Assim, é neste terceiro ponto que podemos falar de coligações: definido o que fazer (prioridade de problemas) e em que sedes fazê-lo (nacional e europeia), quem são os interlocutores possíveis? Quem respeite o Estado de Direito, quem veja na integração europeia como veículo principal para a modernização social (não apenas económica) portuguesa, quem não adopte uma politica conservadora por convicção ou tacticismo sistemático (pois se falamos de políticas de Esquerda…). No caso português isto limitaria o apoio às políticas actuais ao PSD, e mesmo assim só no caso de este recuperar alguma estabilidade, o que não está minimamente garantido. Assim, o Hugo Mendes (em diálogo comigo, na caixa de comentários de um dos seus posts) fala em possíveis aliados nos parceiros sociais e na elite económica. Ou seja: em trabalhadores e patrões. Sucede que os sindicatos são cada vez menos representativos das profissões futuras e inovadoras, além de a maior força, a CGTP, estar às ordens do PCP; e, do oturo lado, as «elites económicas» são por norma muito mais «elites» do que económicas, pensam muito mais em termos de (distinção de) classe do que em função de racionalidade económica a prazo, indiferentes aos óptimos argumentos e explicações que o Hugo Mendes oferece. Mais surdos, só os «radicais» de extrema-esquerda com que o Hugo se mortifica a explicar o que diz, como se a dificuldade deles fosse cognitiva…

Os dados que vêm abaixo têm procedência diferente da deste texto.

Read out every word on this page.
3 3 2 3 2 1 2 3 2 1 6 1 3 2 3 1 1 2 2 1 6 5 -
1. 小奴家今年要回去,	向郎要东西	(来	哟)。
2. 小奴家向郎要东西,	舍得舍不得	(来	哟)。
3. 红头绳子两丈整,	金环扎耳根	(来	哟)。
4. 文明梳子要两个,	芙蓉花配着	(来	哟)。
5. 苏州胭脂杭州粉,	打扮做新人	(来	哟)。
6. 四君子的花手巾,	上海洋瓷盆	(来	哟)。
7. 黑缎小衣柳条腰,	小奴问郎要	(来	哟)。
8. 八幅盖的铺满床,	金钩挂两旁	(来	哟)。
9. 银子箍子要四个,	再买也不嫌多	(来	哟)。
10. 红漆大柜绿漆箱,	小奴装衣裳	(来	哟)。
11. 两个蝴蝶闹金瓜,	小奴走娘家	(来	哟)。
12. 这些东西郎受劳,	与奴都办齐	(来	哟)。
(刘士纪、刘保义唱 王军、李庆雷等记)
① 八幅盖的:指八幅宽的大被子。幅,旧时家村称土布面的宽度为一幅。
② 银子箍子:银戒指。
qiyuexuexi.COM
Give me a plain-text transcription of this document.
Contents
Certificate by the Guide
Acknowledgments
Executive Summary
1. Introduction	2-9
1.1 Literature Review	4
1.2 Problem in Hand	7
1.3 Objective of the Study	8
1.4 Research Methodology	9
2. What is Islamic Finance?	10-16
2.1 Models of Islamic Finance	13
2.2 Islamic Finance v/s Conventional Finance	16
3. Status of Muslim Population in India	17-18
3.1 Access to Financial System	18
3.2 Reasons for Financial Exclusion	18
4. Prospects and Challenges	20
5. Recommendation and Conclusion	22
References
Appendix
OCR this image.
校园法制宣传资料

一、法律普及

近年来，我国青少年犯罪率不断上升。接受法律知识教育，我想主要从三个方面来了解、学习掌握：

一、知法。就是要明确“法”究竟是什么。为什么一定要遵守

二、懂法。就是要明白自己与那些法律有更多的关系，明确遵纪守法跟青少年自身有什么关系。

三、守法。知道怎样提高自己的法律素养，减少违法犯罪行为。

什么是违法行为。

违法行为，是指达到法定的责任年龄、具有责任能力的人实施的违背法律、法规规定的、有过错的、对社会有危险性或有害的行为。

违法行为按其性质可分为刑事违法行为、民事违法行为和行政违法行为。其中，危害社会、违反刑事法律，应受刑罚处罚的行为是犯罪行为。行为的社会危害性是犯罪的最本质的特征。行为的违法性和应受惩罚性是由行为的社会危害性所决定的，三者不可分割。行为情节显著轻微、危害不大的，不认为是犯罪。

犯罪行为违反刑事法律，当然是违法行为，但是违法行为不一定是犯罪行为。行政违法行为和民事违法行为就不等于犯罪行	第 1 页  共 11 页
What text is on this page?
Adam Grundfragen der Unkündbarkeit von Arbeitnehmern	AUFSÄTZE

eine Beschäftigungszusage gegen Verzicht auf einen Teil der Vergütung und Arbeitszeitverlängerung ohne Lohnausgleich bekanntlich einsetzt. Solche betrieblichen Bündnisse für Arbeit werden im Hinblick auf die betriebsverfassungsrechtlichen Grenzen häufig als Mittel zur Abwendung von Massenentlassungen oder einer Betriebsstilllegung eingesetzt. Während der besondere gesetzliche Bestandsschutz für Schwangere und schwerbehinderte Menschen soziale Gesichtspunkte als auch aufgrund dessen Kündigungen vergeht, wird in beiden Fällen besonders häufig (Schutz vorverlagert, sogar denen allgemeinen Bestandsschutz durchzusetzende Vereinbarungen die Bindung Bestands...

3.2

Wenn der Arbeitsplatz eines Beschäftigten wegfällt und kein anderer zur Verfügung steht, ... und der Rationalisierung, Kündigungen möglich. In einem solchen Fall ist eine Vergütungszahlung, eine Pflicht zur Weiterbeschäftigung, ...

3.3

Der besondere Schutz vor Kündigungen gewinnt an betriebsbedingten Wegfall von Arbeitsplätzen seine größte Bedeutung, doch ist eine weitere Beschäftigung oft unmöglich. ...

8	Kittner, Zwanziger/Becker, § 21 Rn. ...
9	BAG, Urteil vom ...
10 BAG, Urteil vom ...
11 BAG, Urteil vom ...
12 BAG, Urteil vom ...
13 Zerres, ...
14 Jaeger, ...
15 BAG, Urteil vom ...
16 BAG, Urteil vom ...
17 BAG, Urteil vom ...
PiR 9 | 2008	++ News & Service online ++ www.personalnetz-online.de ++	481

Permito-me uma sugestão construtiva, talvez utópica, mas testável: o aliado natural para essa política tem de ser a imensa minoria que se abstém. Se nas próximas eleições as actuais políticas saírem vencedoras de novo, mas sem a maioria absoluta que agora as sustenta, isso será, todos dizem, o fim anunciado destas reformas. Deixo de parte o profetismo, que nem pensa nas possibilidades que a evolução (ainda no início) no PSD forçosamente trará à Direita e, por arrasto, à Esquerda. O que me interessa é notar que a maior legitimação que esta modernização pode ter reside na sua recondução com diminuição da abstenção, trazendo para a política, para a vida pública, aqueles que anteriormente se abstinham. Há aliados fora das «caixas» já feitas, é a esses que se deve persuadir a caminhar para a Esquerda.
Etiquetas: Hugo Mendes; Esquerda; UE; abstenção
2 Comments:
Devia actualizar as suas informações. Ao que se diz quem deu a cara pelos camionistas foi um conhecido quadro do PSD.
Diz: "o aliado natural para essa política tem de ser a imensa minoria que se abstém" e "O que me interessa é notar que a maior legitimação que esta modernização pode ter reside na sua recondução com diminuição da abstenção, trazendo para a política, para a vida pública, aqueles que anteriormente se abstinham. Há aliados fora das «caixas» já feitas, é a esses que se deve persuadir a caminhar para a Esquerda"; mas como consegui-lo? Como trazer para a politica aqueles que anteriormente se abstinham?